5 Amazing Business Negotiation Approaches for Sure-Shot Success
Any negotiation can be a stressful experience; however, with a bit of negotiation training and practice, everything’s possible. The more important the deal the more stressful it will be. It might seem easier to avoid the negotiation for as long as possible but this simply delays the inevitable. Negotiation does not have to result in one winner and one loser; it is possible that both parties can leave the table happy. The following five hacks will enable you and your opponent to feel happy with any deal:
- No offer is final, however don’t be too pushy when negotiating
A negotiation will often centre on the price of something. This is true whether you are dealing with a customer, supplier or asking for a raise. However, money is not the only item in the negotiation. Anything can be added or taken away from the terms on offer to create an acceptable package to both sides. It is essential to work out all options before a negotiation. If price becomes an issue you will know what else you can offer to sweeten the deal.
- Win-win is always possible
No matter what the negotiation it is always possible for both sides to walk away happy; the most important part of this is flexibility. When starting a negotiation you should be open to any offer and all options. Not only will this make it possible for both sides to ‘win’ the negotiation it will also allow you to see an option you had not considered. Entering the negotiation with a closed mind is almost certain to mean a workable solution is not found.
- Be open and honest
It may seem surprising but being open, fair and honest are the best attributes for securing a deal. People respond to honesty with honesty. In fact, people generally treat others as they are treated. It should be perfectly possible to tell your opponent what you need and why and obtain an honest reply. This will ensure you both obtain what you really need from the negotiation. Being honest and open does not mean that you have to tell your opponent everything. It simply means you do not need to manipulate them into letting you have your own way. If you do this it will go against you in the long term.
- Communication matters more than anything else
Negotiation is simply not possible if the two parties are not talking to each other. It is essential to keep all lines of communication open. This will enable both parties to listen and understand what the other party needs. The easiest mistake to make in negotiation is to draw a line under your demands. At that point you have created a challenge and probably a stalemate. This can lead to an impasse when all that was actually required was communication.
Before entering any meeting it is essential to prepare your proposal. You must know what it is that you would like to get from the negotiation. You also need to consider your fallback position and even your worst case scenario – when you are prepared to walk away. A good negotiator will understand their opponent’s argument before the negotiation starts. They will be able to provide potential alternatives and counter arguments. The best negotiators know the value of preparation and are ready for anything. In fact, they already know the likely course and outcome of the meeting as they are prepared for anything.

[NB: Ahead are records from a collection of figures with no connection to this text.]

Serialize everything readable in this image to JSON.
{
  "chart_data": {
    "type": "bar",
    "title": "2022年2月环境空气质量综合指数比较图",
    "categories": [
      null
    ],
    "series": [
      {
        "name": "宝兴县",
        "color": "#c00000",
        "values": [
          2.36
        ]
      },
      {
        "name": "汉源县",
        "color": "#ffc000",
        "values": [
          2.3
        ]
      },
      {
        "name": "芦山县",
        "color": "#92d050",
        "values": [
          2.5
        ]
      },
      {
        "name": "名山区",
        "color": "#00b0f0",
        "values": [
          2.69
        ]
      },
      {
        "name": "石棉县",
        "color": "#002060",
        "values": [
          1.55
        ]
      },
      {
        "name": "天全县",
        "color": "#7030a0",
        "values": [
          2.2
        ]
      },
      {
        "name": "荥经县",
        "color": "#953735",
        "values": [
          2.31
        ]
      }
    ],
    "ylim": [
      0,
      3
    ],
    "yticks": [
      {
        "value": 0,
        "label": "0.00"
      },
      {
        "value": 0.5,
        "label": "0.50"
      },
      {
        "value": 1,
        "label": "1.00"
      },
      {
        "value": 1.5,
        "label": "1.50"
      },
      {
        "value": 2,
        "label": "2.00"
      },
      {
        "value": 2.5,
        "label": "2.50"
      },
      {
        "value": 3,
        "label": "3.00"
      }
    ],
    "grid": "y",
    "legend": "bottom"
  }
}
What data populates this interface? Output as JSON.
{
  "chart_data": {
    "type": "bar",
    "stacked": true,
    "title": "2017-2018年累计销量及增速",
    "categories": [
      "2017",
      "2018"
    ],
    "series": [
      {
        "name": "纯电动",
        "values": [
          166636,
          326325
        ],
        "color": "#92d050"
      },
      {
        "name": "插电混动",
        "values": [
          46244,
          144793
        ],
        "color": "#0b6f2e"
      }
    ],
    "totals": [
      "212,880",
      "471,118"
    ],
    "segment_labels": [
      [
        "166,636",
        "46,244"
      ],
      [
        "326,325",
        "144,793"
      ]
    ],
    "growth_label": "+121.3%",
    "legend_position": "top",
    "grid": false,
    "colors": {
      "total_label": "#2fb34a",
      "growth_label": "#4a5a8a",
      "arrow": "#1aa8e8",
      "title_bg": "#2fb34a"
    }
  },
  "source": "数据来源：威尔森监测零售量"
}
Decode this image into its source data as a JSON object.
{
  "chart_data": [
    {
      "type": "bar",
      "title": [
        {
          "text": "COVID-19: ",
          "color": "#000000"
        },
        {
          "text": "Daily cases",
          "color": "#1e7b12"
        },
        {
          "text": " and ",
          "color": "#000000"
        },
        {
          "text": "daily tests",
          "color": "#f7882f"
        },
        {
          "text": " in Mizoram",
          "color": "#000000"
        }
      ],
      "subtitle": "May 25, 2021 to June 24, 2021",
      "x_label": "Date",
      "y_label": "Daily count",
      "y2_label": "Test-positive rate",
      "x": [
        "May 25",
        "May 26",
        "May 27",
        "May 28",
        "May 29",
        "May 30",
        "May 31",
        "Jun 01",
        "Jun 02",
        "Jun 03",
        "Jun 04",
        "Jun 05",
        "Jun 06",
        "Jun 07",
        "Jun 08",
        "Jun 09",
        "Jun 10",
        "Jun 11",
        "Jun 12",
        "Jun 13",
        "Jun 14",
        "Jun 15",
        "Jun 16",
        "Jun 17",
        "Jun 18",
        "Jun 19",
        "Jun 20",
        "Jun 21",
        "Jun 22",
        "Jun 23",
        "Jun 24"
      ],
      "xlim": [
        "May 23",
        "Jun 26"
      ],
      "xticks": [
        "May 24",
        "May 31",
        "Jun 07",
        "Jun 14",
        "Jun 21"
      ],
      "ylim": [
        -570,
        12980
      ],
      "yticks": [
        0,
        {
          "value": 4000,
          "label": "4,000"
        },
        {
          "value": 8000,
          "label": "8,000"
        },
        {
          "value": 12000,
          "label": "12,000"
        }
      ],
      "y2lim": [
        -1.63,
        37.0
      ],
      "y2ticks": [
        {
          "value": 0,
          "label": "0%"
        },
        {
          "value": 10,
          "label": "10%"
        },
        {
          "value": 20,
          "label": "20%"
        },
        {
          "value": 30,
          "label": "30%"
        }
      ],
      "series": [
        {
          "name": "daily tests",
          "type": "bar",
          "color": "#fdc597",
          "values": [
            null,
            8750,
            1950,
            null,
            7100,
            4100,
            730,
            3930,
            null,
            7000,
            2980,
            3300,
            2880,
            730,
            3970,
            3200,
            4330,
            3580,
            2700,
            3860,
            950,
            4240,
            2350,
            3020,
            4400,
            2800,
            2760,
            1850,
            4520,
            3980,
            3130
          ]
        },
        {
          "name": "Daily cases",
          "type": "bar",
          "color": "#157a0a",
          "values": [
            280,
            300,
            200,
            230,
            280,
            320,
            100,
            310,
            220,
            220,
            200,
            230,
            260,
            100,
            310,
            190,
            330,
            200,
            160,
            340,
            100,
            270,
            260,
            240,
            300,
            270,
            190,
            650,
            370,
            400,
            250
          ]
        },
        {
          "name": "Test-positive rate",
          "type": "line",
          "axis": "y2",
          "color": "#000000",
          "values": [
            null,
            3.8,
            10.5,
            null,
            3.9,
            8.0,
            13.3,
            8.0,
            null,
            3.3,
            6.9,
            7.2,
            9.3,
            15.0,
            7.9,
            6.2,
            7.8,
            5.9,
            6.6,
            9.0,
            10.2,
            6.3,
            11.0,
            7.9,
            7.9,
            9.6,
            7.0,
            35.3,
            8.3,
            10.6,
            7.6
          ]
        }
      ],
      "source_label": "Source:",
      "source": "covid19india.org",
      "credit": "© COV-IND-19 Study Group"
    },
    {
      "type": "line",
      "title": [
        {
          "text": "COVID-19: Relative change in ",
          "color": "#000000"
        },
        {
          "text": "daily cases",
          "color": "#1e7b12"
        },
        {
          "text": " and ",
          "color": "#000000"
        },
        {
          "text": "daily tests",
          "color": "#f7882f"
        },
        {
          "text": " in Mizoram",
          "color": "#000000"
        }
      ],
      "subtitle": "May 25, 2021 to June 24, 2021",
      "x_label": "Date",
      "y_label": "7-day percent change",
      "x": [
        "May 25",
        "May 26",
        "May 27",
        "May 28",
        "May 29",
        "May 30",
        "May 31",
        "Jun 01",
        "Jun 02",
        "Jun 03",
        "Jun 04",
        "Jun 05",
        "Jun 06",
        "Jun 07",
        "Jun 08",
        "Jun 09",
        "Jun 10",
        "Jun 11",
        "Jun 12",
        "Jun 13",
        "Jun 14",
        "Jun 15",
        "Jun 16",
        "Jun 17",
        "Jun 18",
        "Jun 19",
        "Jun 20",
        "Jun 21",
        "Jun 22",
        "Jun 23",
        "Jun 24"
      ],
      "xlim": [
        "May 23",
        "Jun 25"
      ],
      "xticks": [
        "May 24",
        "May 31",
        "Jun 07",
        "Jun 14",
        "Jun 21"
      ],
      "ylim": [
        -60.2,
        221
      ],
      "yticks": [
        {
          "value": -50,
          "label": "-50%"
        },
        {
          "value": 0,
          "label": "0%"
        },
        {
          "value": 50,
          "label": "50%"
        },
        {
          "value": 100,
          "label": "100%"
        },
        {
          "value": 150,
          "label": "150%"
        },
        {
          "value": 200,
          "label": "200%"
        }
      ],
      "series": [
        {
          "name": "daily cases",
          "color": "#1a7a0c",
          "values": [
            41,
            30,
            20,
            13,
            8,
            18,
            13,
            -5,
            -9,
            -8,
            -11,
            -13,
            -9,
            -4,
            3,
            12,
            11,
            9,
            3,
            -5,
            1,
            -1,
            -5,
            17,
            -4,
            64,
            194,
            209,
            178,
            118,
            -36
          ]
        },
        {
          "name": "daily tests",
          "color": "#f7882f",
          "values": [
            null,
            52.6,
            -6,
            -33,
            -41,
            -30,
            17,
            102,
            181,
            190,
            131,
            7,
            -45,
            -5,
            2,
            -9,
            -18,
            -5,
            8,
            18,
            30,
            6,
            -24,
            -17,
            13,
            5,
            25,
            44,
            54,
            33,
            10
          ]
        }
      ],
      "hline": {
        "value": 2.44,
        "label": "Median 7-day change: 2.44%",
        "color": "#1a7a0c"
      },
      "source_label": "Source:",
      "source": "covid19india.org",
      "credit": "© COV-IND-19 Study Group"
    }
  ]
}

Landing a great deal is not that difficult, whether you’re a rookie entrepreneur or the most skilled business person. In either case, you must communicate, enter meetings prepared, and state demands. If you want to make the first offer then do it; this will show that you have guts, and that you’re not afraid of getting a “no”. Since this is a negotiation, it’s only natural for all the parties involved to ask for more in order to get exactly what they want.
Communication is not just something that is done inside the meeting room. It can be on the telephone, email or even a face to face meeting. There is no rule which says the negotiation needs to be done in the meeting room; much of the groundwork can be covered before an actual meeting takes place.